The M918 site is also interesting. All insect species happen to have a methionine residue at that particular spot in the loop between S4 and S5 in domain II; animals that mutate that particular amino acid acquire a profound resistance to pyrethroids. As it turns out, all known mammalian sequences contain an isoleucine at that point, and all mammals are resistant to pyrethroid toxicity (which is why it's valuable as a relatively selective poison). Converting that isoleucine to methionine in a rat makes the rat 10 times as sensitive to pyrethroid poisons.

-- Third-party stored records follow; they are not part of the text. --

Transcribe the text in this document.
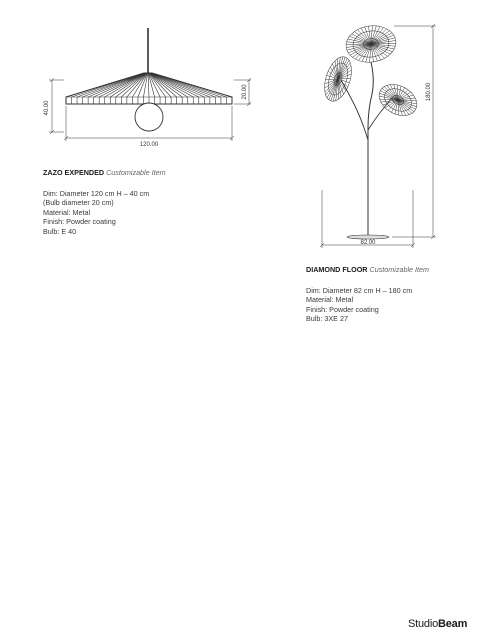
120.00
40.00
20.00
82.00
180.00

ZAZO EXPENDED Customizable Item

Dim: Diameter 120 cm H – 40 cm

(Bulb diameter 20 cm)

Material: Metal

Finish: Powder coating

Bulb: E 40

DIAMOND FLOOR Customizable Item

Dim: Diameter 82 cm H – 180 cm

Material: Metal

Finish: Powder coating

Bulb: 3XE 27

StudioBeam
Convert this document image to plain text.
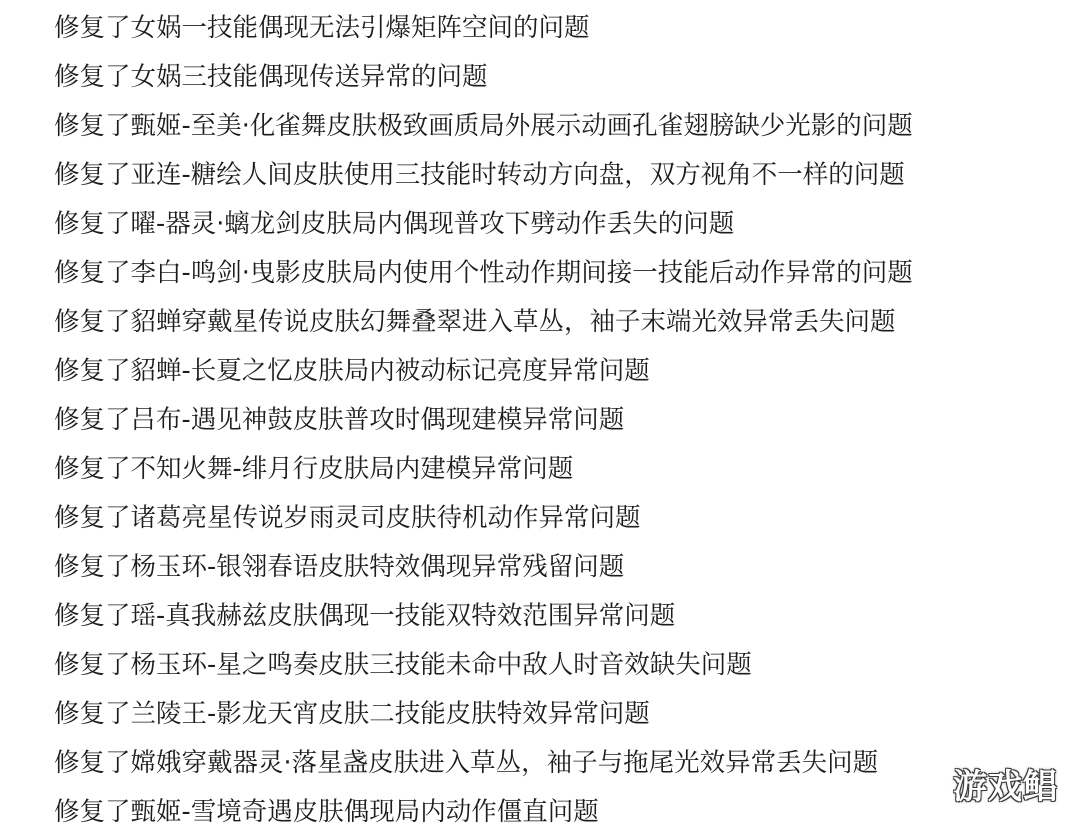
修复了女娲一技能偶现无法引爆矩阵空间的问题
修复了女娲三技能偶现传送异常的问题
修复了甄姬-至美·化雀舞皮肤极致画质局外展示动画孔雀翅膀缺少光影的问题
修复了亚连-糖绘人间皮肤使用三技能时转动方向盘，双方视角不一样的问题
修复了曜-器灵·螭龙剑皮肤局内偶现普攻下劈动作丢失的问题
修复了李白-鸣剑·曳影皮肤局内使用个性动作期间接一技能后动作异常的问题
修复了貂蝉穿戴星传说皮肤幻舞叠翠进入草丛，袖子末端光效异常丢失问题
修复了貂蝉-长夏之忆皮肤局内被动标记亮度异常问题
修复了吕布-遇见神鼓皮肤普攻时偶现建模异常问题
修复了不知火舞-绯月行皮肤局内建模异常问题
修复了诸葛亮星传说岁雨灵司皮肤待机动作异常问题
修复了杨玉环-银翎春语皮肤特效偶现异常残留问题
修复了瑶-真我赫兹皮肤偶现一技能双特效范围异常问题
修复了杨玉环-星之鸣奏皮肤三技能未命中敌人时音效缺失问题
修复了兰陵王-影龙天宵皮肤二技能皮肤特效异常问题
修复了嫦娥穿戴器灵·落星盏皮肤进入草丛，袖子与拖尾光效异常丢失问题
修复了甄姬-雪境奇遇皮肤偶现局内动作僵直问题
游戏鲳
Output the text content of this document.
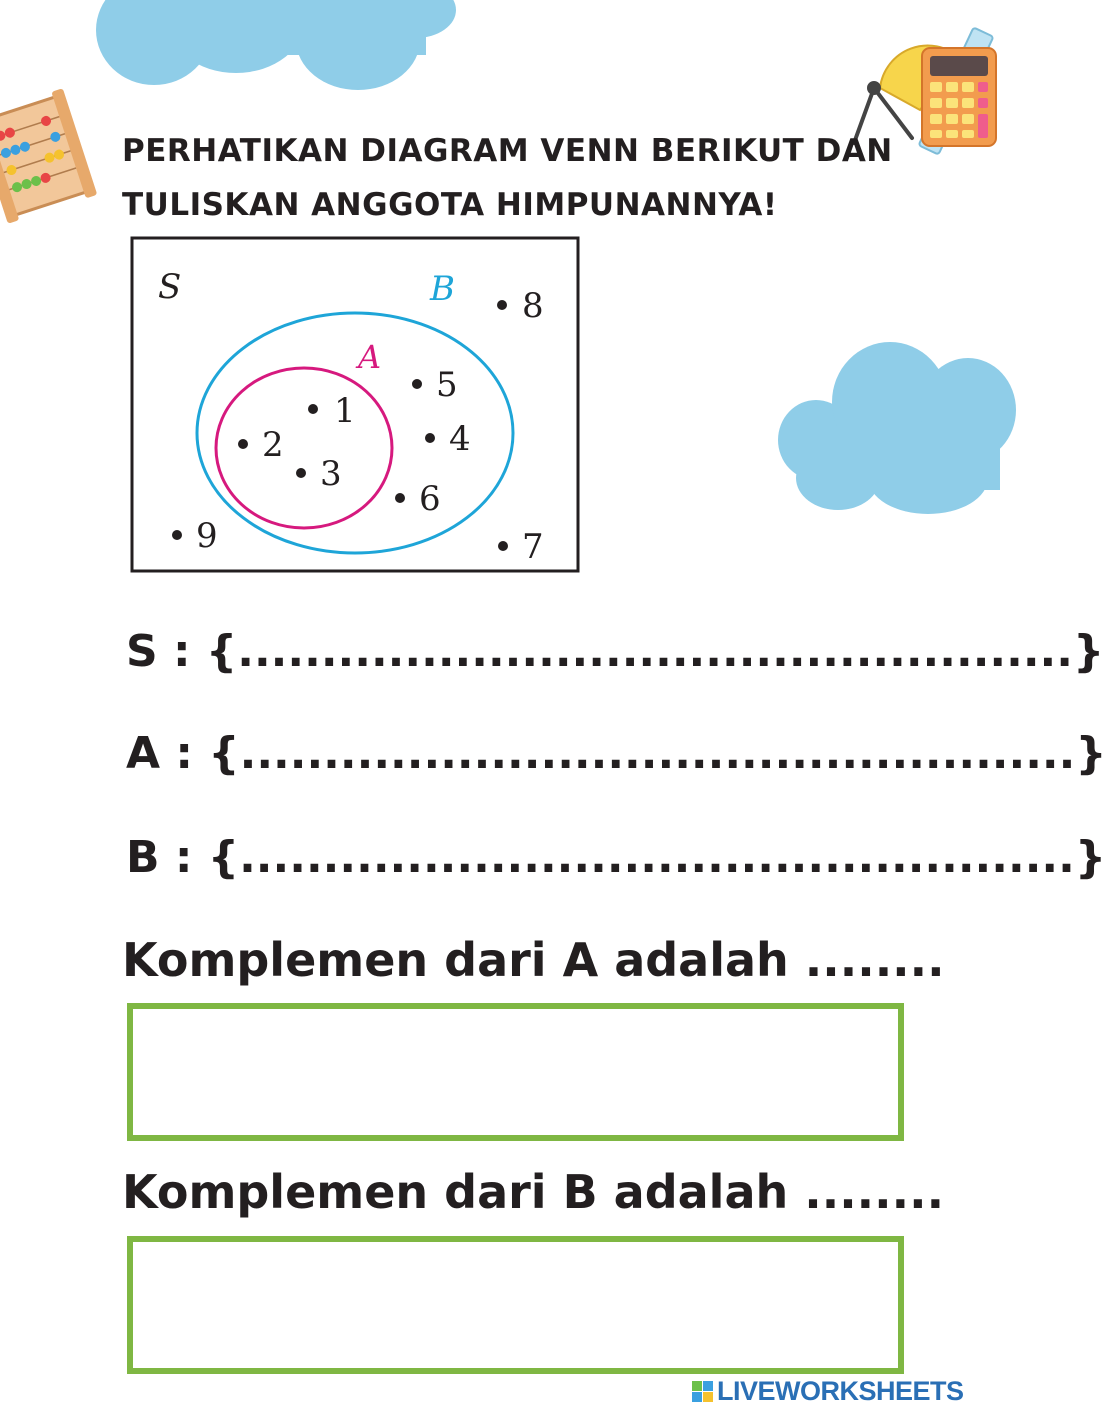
PERHATIKAN DIAGRAM VENN BERIKUT DAN
TULISKAN ANGGOTA HIMPUNANNYA!
S	B
A
1
2
3
5
4
6
8
9	7
S : {..................................................}
A : {..................................................}
B : {..................................................}
Komplemen dari A adalah ........
Komplemen dari B adalah ........
LIVEWORKSHEETS
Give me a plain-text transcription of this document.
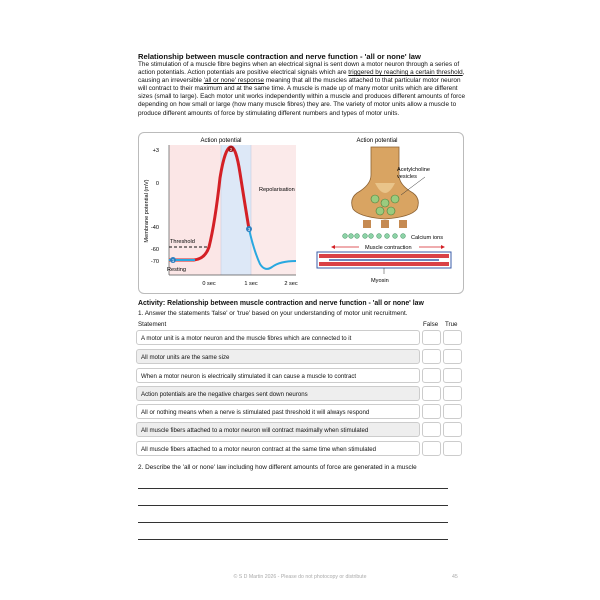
Relationship between muscle contraction and nerve function - 'all or none' law

The stimulation of a muscle fibre begins when an electrical signal is sent down a motor neuron through a series of action potentials. Action potentials are positive electrical signals which are triggered by reaching a certain threshold, causing an irreversible 'all or none' response meaning that all the muscles attached to that particular motor neuron will contract to their maximum and at the same time. A muscle is made up of many motor units which are different sizes (small to large). Each motor unit works independently within a muscle and produces different amounts of force depending on how small or large (how many muscle fibres) they are. The variety of motor units allow a muscle to produce different amounts of force by stimulating different numbers and types of motor units.

Action potential
Membrane potential (mV)
+3
0
-40
-60
-70
0 sec	1 sec	2 sec
1
2
3
Repolarisation
Threshold
Resting
Action potential
Acetylcholine vesicles
Calcium ions
Muscle contraction
Myosin

Activity: Relationship between muscle contraction and nerve function - 'all or none' law

1. Answer the statements 'false' or 'true' based on your understanding of motor unit recruitment.

Statement	False True
A motor unit is a motor neuron and the muscle fibres which are connected to it
All motor units are the same size
When a motor neuron is electrically stimulated it can cause a muscle to contract
Action potentials are the negative charges sent down neurons
All or nothing means when a nerve is stimulated past threshold it will always respond
All muscle fibers attached to a motor neuron will contract maximally when stimulated
All muscle fibers attached to a motor neuron contract at the same time when stimulated

2. Describe the 'all or none' law including how different amounts of force are generated in a muscle

© S D Martin 2026 - Please do not photocopy or distribute	45
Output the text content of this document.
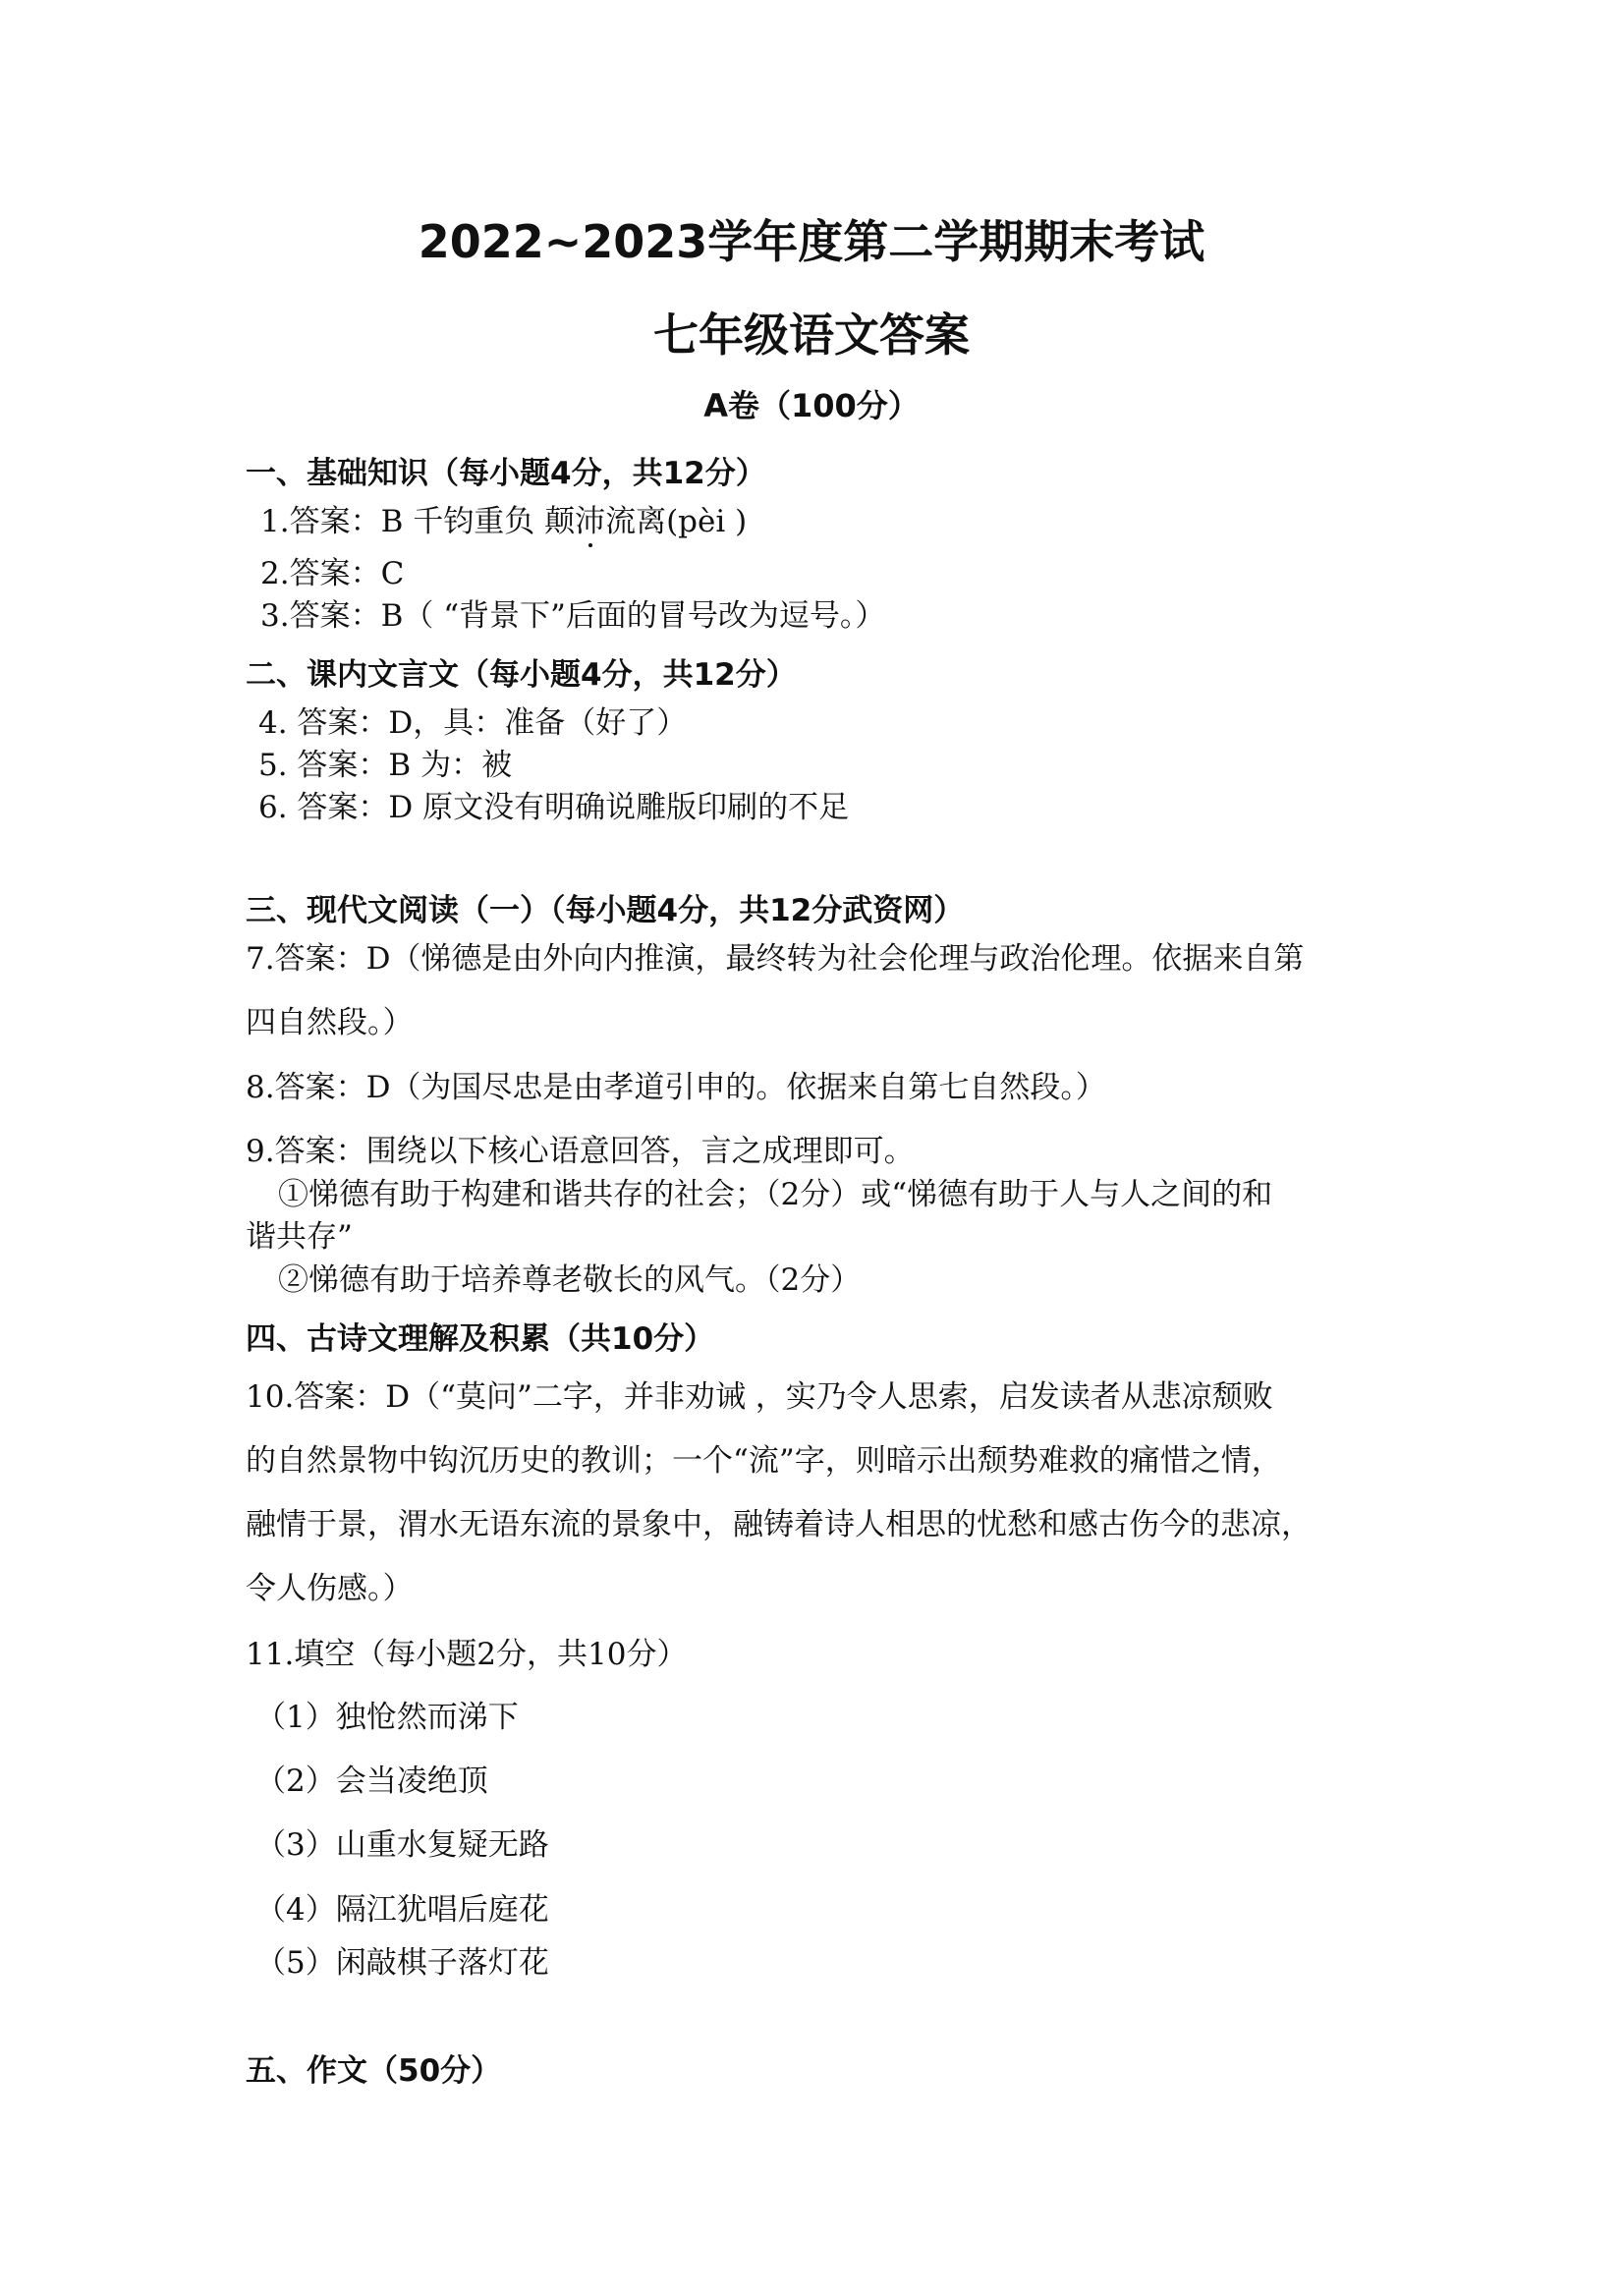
2022~2023学年度第二学期期末考试
七年级语文答案
A卷（100分）
一、基础知识（每小题4分，共12分）
1.答案：B 千钧重负 颠沛流离(pèi )
2.答案：C
3.答案：B（ “背景下”后面的冒号改为逗号。）
二、课内文言文（每小题4分，共12分）
4. 答案：D，具：准备（好了）
5. 答案：B 为：被
6. 答案：D 原文没有明确说雕版印刷的不足
三、现代文阅读（一）（每小题4分，共12分武资网）
7.答案：D（悌德是由外向内推演，最终转为社会伦理与政治伦理。依据来自第
四自然段。）
8.答案：D（为国尽忠是由孝道引申的。依据来自第七自然段。）
9.答案：围绕以下核心语意回答，言之成理即可。
①悌德有助于构建和谐共存的社会；（2分）或“悌德有助于人与人之间的和
谐共存”
②悌德有助于培养尊老敬长的风气。（2分）
四、古诗文理解及积累（共10分）
10.答案：D（“莫问”二字，并非劝诫 ，实乃令人思索，启发读者从悲凉颓败
的自然景物中钩沉历史的教训；一个“流”字，则暗示出颓势难救的痛惜之情，
融情于景，渭水无语东流的景象中，融铸着诗人相思的忧愁和感古伤今的悲凉，
令人伤感。）
11.填空（每小题2分，共10分）
（1）独怆然而涕下
（2）会当凌绝顶
（3）山重水复疑无路
（4）隔江犹唱后庭花
（5）闲敲棋子落灯花
五、作文（50分）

To me, the virtue of the paper is in the elucidation of mechanisms and the discussion of variations in the sodium channel, but hey, you know that one of the goals has to be better, more effective ways of killing bugs (I used to work in an insect lab, and know a number of insect neurobiologists, and one of the unfortunate facts of life in that field is that it helps get grant money to mention something about finding new ways to enhance arthropod neurotoxins.) The authors tout one of the techniques used here, the heterologous expression assay, as a great way to characterize resistant mutants and identify poisons that circumvent the mutations. The heterologous expression assay involves extracting the sodium channel RNA from the insect, expressing it in frog oocytes, and measuring its properties and responses to toxins there. Frog oocytes are a great tool for measuring channel properties, because they are huge, with wide expanses of membrane, making it relatively easy to measure the ion fluxes of a particular, artificially expressed channel type. The idea is that we could refine a suite of toxins that blast different common insect knockdown resistance mutations, and then design a rational pesticide rotation strategy that kills the typical variants as they emerge from each cycle of selection.

That's one of the dilemmas of insect research, I guess, that you may love this nifty little critter you study, but one of your jobs is to find more thorough ways to eradicate them.

Soderlund DM, Knipple DC (2003) The molecular biology of knockdown resistance to pyrethroid insecticides. Insect Biochemistry and Molecular Biology 33: 563-577.